Annoncé il y a maintenant trois ans, le remboursement des culottes et cups menstruelles subit un retard à l’allumage. Prévus pour octobre, des flous persistent quant à la mise en œuvre de cette mesure visant à réduire la précarité menstruelle.
Le 17 juin dernier, l’Assurance maladie a toutefois apporté quelques précisions aux pharmaciens. Des éléments qui ne sont pas encore définitifs et qui sont « donc susceptibles d’évoluer », précise la FSPF.
Voici ce que l’on sait à date.
Qui est concerné ?
Pourront être remboursées de leur protection menstruelle réutilisable : toutes les femmes de moins de 26 ans et les bénéficiaires de la complémentaire santé solidaire (C2S) quel que soit leur âge.
Quels produits ?
Seules les culottes menstruelles et les cups sont éligibles au remboursement, à raison de 2 produits par an et par personne, « avec panachage possible des produits », souligne la FSPF.
Quels prix ?
– Les culottes menstruelles : prix limite de vente annoncé par à 19 € TTC (prix de cession de 14,40 € HT)
– Les coupes menstruelles : prix limite de vente annoncé à 15,80 € TTC (prix de cession de 12 € HT)
Le taux de TVA sera de 5,5 % et « la base de remboursement (BRSS) sera égale au prix limite de vente », souligne la FSPF.
Quel taux de remboursement ?
La prise en charge de l’Assurance maladie sera de 60 %, avec prise en charge possible pour les complémentaires. Le tiers payant sera possible avec la carte Vitale et le « tiers payant intégral sera obligatoire uniquement pour les bénéficiaires de la Complémentaire santé solidaire (C2S) », précise la Fédé.
Comment facturer ?
Pour l’instant c’est flou. La FSPF demande à simplifier le plus possible la facturation en ne créant pas de nouveau code prescripteur pour dispenser et que « les pharmaciens puissent utiliser, via leurs LGO, leur propre identifiant CPAM en tant que prescripteurs ».
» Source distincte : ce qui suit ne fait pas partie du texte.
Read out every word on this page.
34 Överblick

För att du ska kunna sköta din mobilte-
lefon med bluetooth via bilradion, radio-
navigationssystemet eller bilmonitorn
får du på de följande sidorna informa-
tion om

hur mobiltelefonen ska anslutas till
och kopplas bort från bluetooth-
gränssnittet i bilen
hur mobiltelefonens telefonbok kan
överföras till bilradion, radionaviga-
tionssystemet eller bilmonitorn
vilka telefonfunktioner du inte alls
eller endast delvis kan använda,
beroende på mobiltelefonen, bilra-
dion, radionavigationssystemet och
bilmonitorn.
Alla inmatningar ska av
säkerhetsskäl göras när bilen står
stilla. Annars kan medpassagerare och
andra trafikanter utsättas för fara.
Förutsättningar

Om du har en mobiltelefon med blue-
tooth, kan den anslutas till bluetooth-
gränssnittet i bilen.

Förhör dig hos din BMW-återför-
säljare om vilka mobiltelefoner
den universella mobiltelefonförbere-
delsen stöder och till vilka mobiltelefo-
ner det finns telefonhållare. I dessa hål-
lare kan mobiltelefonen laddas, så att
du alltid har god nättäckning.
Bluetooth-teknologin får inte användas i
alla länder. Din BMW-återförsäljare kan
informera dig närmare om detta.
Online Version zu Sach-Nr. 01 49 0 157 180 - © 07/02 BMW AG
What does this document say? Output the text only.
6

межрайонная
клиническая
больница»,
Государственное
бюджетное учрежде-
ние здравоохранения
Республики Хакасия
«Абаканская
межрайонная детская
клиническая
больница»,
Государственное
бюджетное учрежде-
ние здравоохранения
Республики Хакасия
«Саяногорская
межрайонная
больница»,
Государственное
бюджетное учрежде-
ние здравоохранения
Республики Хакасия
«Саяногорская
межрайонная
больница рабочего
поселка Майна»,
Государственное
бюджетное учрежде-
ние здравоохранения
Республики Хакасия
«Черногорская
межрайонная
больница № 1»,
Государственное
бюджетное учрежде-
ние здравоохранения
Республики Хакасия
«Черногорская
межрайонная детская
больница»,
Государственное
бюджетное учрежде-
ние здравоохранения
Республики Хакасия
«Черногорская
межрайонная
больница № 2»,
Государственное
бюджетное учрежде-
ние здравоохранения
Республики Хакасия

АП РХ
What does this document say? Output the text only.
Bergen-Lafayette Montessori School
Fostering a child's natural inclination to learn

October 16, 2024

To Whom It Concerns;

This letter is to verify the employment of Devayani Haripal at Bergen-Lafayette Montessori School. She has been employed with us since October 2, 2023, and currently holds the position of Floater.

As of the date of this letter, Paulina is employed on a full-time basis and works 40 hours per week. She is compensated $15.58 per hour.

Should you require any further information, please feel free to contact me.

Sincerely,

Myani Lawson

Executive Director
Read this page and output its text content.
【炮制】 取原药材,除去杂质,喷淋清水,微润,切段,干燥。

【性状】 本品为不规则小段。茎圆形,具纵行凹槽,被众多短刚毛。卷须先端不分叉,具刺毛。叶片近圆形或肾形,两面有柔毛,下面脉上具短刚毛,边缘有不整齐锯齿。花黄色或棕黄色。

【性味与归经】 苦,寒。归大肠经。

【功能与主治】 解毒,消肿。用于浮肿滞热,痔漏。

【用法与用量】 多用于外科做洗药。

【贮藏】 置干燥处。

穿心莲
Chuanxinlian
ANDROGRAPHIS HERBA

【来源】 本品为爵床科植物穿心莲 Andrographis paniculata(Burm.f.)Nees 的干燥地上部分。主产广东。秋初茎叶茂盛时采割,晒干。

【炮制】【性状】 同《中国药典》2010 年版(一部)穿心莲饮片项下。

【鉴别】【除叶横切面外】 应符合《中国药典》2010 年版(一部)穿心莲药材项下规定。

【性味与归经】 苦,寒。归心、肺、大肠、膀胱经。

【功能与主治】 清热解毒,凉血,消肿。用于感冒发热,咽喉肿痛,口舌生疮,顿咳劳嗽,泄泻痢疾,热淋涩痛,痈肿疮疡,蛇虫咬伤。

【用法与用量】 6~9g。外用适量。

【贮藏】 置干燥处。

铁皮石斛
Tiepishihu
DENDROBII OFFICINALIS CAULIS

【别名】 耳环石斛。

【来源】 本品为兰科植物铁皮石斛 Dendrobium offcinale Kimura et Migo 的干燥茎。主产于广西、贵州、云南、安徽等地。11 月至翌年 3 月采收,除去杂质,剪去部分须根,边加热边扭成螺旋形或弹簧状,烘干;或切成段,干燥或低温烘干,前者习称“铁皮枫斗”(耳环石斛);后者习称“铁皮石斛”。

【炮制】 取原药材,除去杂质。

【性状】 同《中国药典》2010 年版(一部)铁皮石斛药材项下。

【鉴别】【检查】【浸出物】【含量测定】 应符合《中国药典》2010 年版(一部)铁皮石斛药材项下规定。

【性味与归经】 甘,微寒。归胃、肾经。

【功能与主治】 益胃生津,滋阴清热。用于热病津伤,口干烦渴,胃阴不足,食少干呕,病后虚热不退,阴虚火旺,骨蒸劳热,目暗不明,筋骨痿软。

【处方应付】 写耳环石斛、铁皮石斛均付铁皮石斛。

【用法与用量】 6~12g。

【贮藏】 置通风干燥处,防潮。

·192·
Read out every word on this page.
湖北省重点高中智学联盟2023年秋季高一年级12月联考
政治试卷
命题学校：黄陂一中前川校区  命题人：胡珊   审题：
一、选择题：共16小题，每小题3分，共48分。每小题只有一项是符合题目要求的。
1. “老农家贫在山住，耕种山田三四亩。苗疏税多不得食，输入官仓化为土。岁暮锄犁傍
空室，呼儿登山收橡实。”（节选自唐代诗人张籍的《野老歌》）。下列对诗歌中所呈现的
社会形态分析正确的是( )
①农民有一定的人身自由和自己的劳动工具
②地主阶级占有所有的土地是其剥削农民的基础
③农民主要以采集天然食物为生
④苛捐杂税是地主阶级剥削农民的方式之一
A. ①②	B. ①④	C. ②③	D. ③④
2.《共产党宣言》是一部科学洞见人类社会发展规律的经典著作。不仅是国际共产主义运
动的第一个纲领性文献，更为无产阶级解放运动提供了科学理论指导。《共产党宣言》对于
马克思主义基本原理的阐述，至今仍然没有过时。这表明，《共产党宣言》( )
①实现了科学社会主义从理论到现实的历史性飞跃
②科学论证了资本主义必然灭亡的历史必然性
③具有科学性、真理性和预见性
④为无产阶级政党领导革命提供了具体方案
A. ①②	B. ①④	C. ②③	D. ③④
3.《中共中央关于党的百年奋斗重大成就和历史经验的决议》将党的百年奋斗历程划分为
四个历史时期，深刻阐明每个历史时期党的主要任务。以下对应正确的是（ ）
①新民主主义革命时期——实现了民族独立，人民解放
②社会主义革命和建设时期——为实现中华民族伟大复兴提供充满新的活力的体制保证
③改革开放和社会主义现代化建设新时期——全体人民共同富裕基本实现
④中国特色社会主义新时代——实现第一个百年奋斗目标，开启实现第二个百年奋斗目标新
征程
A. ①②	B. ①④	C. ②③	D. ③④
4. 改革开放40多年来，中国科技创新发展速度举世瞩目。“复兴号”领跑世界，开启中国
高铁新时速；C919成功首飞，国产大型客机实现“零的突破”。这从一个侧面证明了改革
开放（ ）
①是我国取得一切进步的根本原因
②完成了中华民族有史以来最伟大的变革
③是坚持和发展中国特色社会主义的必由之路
Aussi, « la Cnam souhaite que nous vérifiions à chaque délivrance si la patiente n’a pas dépassé le quota de deux prescriptions, cela nous parait compliqué, souligne Philippe Besset, président de la FSPF. À l’échelle de la même officine, je suis prêt à l’accepter, mais par contre contrôler qu’elles ne sont pas allées le matin même dans une autre pharmacie c’est injouable ».